This podcast was recorded in 2017 in Brooks Hotel, at our Writing and Directing Masterclass which took place 29th May. With a room full of WFT members and guests, accomplished filmmaker Aisling Walsh shared her tips, advice, and experience in a dedicated Q&A led by Una Mullally.
About Aisling Walsh
Over the last two decades, Walsh has cemented a reputation as one of Ireland’s pre-eminent filmmakers in both feature film and television formats. Her celebrated work as a writer and director includes some of the most recognised Irish films in recent years, including Elizabeth Is Missing (2019), Maudie (2016) and Song for a Raggy Boy (2003), as well as Daisy Chain (2007) and Joyriders (1988). Her long and illustrious history of working with the BBC has produced some lauded TV, including An Inspector Calls (2015), A Poet in New York (2014) Room at the Top (2013) Wallander (2012) Fingersmith (2005) Sinners (2002). Walsh has won three BAFTA television awards.

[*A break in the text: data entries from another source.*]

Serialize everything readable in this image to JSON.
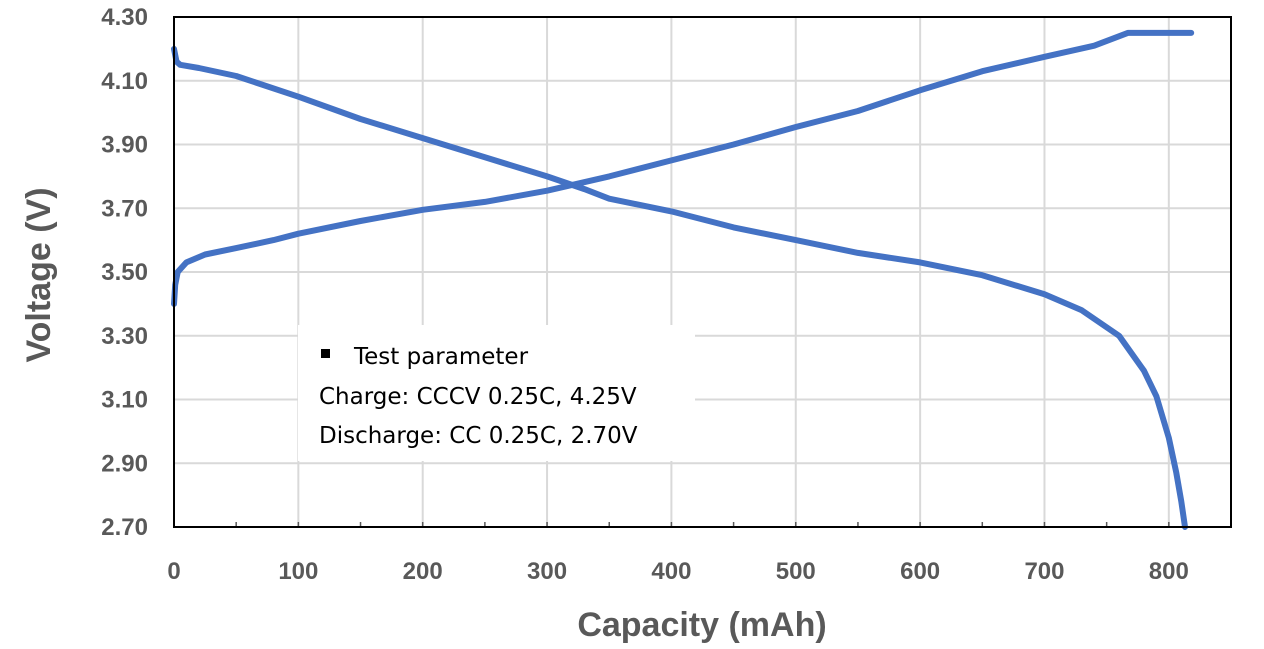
{
  "chart_data": {
    "type": "line",
    "xlabel": "Capacity (mAh)",
    "ylabel": "Voltage (V)",
    "xlim": [
      0,
      850
    ],
    "ylim": [
      2.7,
      4.3
    ],
    "x_ticks": [
      0,
      100,
      200,
      300,
      400,
      500,
      600,
      700,
      800
    ],
    "y_ticks": [
      "2.70",
      "2.90",
      "3.10",
      "3.30",
      "3.50",
      "3.70",
      "3.90",
      "4.10",
      "4.30"
    ],
    "grid": true,
    "line_color": "#4472C4",
    "legend": {
      "position": "center-left",
      "lines": [
        "Test parameter",
        "Charge: CCCV 0.25C, 4.25V",
        "Discharge: CC 0.25C, 2.70V"
      ]
    },
    "series": [
      {
        "x": [
          0,
          1,
          3,
          10,
          25,
          50,
          80,
          100,
          150,
          200,
          250,
          300,
          350,
          400,
          450,
          500,
          550,
          600,
          650,
          700,
          740,
          767,
          790,
          818
        ],
        "y": [
          3.4,
          3.46,
          3.5,
          3.53,
          3.555,
          3.575,
          3.6,
          3.62,
          3.66,
          3.695,
          3.72,
          3.755,
          3.8,
          3.85,
          3.9,
          3.955,
          4.005,
          4.07,
          4.13,
          4.175,
          4.21,
          4.25,
          4.25,
          4.25
        ]
      },
      {
        "x": [
          0,
          2,
          5,
          20,
          50,
          100,
          150,
          200,
          250,
          300,
          330,
          350,
          400,
          450,
          500,
          550,
          600,
          650,
          700,
          730,
          760,
          780,
          790,
          800,
          806,
          810,
          813
        ],
        "y": [
          4.2,
          4.16,
          4.15,
          4.14,
          4.115,
          4.05,
          3.98,
          3.92,
          3.86,
          3.8,
          3.76,
          3.73,
          3.69,
          3.64,
          3.6,
          3.56,
          3.53,
          3.49,
          3.43,
          3.38,
          3.3,
          3.19,
          3.11,
          2.98,
          2.87,
          2.78,
          2.7
        ]
      }
    ]
  }
}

Walsh’s celebration of the isolated and marginalized have seen her move with effortless ease between both the film and television mediums, long before current trends. From graduating in Fine Art at the now Dún Laoghaire Institute of Art Design and Technology to becoming the first Irish graduate of the National Film School at Beaconsfield in the UK, Walsh has carved a rich and exciting career known for her political and thought-provoking social commentary, and is considered one of Ireland’s most celebrated filmmakers.
Walsh’s career has seen her collaborate with some of the most distinguished and accomplished actors working today, including Aidan Quinn, Kenneth Branagh, Sally Hawkins, Miranda Richardson, Tom Hiddleston, Alfred Molina, Tom Hollander, Rhys Ifans, David Thewlis, Iain Glen and Helen McCrory. Cinematographers such as Martin Fuhrer, Guy Godfree, Lukas Strebel, and editors Alex Mackie and Stephen O’Connell.